Today I published my first macOS App
When I switched from Fastmail to mailbox.org last autumn, the one thing I really missed was the FMail3 app. As far as I could tell, there was no equivalent for mailbox.org — so I built one myself.
Having never written a single line of code for any Apple operating system before, I was still pretty confident it could be done fairly quickly — my last project had taught me how far vibecoding can take you. And so it went:
By Friday afternoon I had started, and by Sunday evening I pushed the app for notarization. Claude helped me create the app, the website, set up the CI pipeline, and even create an Apple developer account. It took me about 20 hours in total. Pretty crazy if you think about it.
And now there is MBOMail.
I recreated pretty much all of the features of FMail3:
- Global keyboard shortcut to toggle the app from anywhere (default: ⌥ + M)
- Menu bar integration for instant inbox access
- Native macOS notifications with sender and subject
- Unread badge on the dock icon
- Default mail client for
mailto:links - Dark mode that follows your system appearance
- Link inspection with automatic expansion of shortened URLs
- Tracker blocking against email-tracking pixels and third-party cookies
- Custom CSS and JavaScript injection for power users
- Auto-hide when switching to another app
- Auto-updates in the background
The only big thing I left out is JMAP-based notifications.
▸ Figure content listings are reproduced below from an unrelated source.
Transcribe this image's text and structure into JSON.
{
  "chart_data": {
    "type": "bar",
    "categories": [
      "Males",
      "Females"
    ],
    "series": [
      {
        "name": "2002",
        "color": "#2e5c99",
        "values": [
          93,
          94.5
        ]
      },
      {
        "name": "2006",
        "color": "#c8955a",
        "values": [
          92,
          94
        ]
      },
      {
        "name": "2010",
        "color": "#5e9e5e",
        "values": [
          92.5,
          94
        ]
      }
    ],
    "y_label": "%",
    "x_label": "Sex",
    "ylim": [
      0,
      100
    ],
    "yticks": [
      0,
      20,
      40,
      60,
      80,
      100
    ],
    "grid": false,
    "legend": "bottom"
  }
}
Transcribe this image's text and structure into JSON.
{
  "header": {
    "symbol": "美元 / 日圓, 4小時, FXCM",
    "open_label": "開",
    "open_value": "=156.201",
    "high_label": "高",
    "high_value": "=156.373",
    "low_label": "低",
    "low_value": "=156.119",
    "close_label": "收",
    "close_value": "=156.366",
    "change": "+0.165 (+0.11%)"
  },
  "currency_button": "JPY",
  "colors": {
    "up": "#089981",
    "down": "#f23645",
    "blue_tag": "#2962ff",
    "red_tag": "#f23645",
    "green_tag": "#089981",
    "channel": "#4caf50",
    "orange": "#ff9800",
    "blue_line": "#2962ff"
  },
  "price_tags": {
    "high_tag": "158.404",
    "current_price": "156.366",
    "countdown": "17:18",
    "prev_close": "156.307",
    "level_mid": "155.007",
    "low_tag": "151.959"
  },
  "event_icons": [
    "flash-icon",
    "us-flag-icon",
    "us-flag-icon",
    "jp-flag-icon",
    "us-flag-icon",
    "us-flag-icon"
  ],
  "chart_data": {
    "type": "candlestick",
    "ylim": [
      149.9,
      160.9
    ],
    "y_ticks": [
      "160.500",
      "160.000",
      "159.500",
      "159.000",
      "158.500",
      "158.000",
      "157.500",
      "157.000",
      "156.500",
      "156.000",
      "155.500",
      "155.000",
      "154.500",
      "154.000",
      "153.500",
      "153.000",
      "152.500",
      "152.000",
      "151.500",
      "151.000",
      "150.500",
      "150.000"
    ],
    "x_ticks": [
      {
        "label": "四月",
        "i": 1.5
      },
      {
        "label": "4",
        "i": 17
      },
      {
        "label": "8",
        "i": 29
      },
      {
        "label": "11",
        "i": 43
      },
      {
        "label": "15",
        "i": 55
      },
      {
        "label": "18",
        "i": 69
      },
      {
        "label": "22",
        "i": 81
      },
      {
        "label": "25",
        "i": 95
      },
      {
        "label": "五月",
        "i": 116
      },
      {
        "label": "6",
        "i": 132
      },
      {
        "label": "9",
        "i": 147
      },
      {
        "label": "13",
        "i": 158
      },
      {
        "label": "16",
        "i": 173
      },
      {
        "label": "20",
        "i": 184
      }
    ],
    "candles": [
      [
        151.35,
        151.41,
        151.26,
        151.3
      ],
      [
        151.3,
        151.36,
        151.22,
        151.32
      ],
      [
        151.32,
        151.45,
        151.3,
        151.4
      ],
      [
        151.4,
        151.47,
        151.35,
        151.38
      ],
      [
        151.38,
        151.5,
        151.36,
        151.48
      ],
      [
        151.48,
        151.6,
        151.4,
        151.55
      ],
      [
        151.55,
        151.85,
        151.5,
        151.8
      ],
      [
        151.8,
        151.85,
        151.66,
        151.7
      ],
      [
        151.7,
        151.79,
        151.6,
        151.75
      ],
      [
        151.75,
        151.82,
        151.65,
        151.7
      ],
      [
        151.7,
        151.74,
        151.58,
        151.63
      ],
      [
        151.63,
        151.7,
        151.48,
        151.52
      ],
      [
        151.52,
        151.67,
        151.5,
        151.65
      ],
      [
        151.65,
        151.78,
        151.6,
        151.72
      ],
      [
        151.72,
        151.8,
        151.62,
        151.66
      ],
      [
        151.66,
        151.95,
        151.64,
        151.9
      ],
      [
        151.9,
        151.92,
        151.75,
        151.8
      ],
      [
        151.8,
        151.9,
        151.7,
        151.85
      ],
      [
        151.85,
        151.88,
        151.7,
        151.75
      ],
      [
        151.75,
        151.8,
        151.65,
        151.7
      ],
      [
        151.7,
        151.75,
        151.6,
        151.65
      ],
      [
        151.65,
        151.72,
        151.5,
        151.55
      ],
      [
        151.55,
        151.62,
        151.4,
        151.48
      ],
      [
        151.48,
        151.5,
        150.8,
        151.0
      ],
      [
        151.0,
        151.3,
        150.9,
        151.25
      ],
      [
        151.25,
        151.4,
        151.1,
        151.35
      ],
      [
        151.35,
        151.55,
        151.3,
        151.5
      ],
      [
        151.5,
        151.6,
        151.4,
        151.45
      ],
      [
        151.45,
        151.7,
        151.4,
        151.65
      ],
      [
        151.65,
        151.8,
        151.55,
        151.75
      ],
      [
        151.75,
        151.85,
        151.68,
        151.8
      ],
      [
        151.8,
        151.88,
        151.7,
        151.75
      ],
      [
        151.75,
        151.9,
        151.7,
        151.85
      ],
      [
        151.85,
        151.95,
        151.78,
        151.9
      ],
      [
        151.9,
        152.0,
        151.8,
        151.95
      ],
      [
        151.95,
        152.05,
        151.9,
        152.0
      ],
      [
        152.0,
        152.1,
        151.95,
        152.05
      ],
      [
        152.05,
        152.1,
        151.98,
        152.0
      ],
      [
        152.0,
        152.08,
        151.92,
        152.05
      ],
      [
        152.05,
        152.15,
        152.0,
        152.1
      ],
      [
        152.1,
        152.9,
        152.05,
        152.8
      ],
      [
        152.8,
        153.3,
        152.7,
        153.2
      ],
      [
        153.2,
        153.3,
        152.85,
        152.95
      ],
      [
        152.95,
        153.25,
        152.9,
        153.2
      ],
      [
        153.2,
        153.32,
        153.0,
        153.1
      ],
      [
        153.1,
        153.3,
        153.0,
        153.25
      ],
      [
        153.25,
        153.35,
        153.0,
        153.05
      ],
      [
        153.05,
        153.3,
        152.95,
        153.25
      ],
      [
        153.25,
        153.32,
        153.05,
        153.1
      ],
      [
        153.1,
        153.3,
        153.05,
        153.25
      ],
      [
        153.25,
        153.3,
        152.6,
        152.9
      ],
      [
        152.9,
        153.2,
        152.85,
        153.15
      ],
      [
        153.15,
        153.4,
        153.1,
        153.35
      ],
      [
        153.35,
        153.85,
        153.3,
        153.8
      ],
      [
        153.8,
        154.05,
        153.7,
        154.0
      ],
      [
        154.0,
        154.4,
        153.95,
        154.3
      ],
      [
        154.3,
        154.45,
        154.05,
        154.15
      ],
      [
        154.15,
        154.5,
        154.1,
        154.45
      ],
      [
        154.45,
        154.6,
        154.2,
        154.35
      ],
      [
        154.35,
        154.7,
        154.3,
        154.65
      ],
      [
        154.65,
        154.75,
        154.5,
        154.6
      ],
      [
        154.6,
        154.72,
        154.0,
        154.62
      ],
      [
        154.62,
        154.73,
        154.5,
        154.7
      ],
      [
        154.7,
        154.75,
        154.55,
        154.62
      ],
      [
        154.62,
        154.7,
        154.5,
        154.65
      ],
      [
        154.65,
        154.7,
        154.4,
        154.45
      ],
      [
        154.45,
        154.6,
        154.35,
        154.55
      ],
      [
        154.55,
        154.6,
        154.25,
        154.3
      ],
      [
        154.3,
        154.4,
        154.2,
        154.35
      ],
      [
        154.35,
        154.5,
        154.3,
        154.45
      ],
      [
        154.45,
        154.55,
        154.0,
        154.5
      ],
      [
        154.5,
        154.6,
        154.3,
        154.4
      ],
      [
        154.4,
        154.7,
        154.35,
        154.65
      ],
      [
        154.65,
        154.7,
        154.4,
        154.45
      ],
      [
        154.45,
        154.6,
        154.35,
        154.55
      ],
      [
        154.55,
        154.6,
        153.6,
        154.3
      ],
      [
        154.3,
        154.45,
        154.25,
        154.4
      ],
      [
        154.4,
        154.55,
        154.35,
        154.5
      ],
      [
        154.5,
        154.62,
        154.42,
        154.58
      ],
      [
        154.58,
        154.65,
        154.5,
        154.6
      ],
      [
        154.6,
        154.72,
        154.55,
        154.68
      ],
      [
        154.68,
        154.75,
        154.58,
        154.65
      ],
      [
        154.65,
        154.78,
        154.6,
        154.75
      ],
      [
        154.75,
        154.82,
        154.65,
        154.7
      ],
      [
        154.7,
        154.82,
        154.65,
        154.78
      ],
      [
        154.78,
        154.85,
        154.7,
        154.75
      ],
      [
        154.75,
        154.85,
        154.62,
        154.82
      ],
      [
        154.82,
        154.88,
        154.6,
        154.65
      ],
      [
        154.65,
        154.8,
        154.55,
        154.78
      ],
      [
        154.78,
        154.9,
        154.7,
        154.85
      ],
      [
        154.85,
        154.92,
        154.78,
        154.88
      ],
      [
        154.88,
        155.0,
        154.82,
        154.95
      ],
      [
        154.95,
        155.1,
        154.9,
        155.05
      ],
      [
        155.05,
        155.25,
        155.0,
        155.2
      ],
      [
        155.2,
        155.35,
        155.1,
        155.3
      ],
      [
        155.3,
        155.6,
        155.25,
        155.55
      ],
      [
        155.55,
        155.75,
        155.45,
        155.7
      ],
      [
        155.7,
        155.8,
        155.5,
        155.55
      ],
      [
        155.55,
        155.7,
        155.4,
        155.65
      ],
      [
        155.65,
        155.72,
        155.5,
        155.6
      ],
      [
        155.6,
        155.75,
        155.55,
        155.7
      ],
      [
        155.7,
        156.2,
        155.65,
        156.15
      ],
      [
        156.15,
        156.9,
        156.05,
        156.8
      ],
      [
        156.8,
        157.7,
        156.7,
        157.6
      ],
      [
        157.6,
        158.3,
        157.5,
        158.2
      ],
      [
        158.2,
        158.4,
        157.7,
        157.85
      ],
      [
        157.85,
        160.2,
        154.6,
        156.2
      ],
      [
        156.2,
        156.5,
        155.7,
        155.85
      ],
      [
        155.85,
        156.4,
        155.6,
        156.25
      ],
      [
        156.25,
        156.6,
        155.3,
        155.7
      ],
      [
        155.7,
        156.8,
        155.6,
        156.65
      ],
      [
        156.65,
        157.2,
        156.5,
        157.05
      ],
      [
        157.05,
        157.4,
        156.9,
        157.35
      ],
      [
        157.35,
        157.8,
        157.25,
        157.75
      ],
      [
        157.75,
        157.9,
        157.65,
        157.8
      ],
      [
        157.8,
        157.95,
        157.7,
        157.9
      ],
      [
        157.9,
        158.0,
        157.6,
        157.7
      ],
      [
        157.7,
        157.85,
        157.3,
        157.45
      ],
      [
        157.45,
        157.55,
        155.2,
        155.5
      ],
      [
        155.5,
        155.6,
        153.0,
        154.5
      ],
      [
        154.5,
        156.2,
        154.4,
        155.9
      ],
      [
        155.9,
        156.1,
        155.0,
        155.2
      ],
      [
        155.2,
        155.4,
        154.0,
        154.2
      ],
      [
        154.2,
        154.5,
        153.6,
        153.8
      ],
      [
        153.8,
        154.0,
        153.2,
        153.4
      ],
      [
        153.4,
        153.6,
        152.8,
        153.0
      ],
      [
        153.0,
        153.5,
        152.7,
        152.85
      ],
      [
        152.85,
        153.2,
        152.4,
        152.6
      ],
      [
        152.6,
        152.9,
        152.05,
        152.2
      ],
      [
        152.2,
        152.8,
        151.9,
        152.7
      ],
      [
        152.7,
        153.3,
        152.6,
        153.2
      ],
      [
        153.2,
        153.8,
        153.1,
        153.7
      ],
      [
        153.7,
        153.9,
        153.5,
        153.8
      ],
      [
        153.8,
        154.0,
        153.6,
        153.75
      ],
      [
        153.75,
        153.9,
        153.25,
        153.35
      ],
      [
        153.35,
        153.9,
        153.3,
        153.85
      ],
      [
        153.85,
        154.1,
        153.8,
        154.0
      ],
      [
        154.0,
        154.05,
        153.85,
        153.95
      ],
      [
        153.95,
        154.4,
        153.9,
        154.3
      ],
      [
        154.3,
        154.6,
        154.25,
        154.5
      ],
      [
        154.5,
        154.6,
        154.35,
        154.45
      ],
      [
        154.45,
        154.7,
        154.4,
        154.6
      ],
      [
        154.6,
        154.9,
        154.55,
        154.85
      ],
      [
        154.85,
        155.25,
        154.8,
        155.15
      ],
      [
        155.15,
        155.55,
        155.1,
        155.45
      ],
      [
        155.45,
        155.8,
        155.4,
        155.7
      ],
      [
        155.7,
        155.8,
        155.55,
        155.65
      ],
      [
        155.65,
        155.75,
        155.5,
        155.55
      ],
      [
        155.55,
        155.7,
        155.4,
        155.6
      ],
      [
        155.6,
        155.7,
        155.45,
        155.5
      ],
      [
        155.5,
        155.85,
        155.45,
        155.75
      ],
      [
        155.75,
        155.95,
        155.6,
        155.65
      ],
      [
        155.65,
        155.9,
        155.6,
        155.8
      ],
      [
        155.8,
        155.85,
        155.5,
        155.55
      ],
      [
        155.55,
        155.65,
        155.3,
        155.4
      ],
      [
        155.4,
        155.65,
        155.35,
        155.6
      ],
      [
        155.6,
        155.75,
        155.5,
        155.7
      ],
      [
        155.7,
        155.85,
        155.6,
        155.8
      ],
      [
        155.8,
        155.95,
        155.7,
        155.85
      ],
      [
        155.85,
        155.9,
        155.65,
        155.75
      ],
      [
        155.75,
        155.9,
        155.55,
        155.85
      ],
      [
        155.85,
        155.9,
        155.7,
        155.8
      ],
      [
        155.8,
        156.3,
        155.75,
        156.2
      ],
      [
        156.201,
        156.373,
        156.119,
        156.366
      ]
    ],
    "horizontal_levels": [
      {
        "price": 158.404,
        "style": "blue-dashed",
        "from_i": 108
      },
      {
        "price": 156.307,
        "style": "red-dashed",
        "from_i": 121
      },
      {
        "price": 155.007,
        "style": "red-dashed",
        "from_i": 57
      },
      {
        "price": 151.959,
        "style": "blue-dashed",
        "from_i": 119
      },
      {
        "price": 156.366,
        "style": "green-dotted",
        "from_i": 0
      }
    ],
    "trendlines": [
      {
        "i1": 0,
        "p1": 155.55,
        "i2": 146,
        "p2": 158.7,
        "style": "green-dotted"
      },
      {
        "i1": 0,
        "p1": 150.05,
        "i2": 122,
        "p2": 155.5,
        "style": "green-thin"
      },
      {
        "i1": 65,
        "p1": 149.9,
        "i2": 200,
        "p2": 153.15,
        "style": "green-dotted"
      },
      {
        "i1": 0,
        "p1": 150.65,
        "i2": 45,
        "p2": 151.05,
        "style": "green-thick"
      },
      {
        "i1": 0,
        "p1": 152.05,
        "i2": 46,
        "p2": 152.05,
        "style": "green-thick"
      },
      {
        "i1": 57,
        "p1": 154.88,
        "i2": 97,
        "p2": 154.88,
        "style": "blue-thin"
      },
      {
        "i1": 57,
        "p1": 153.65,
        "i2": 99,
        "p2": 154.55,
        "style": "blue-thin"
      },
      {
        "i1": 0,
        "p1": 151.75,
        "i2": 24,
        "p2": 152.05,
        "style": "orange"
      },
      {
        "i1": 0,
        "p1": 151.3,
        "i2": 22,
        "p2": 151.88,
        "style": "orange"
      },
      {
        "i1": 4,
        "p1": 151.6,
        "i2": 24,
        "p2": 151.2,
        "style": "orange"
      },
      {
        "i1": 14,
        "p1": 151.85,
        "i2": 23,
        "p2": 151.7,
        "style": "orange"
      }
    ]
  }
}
FMail3 uses Fastmail’s JMAP API to check for new mail independently of the webview. mailbox.org doesn’t expose a comparable API, so MBOMail polls the webview instead. It works — just not as elegantly.
What Vibecoding a macOS App Is Like
Going from zero Swift knowledge to a notarized app in a weekend sounds absurd. And honestly, it kind of is. But the workflow has become surprisingly natural:
- Describe what you want in plain language, add some examples
- Claude writes the Swift code
- Build, test, adjust
- Repeat
The hard parts weren’t the code — they were the things around it: code signing, provisioning profiles, notarization, Sparkle for auto-updates, and GitHub Actions for CI. Apple’s developer tooling has a learning curve that no LLM can fully abstract away. But Claude got me through each step, even when the error messages were cryptic.
Try It
MBOMail is free, open-source, and available now at mbomail.meltforce.org. The source code is on GitHub.
If you use mailbox.org and missed having a proper Mac app, this is for you.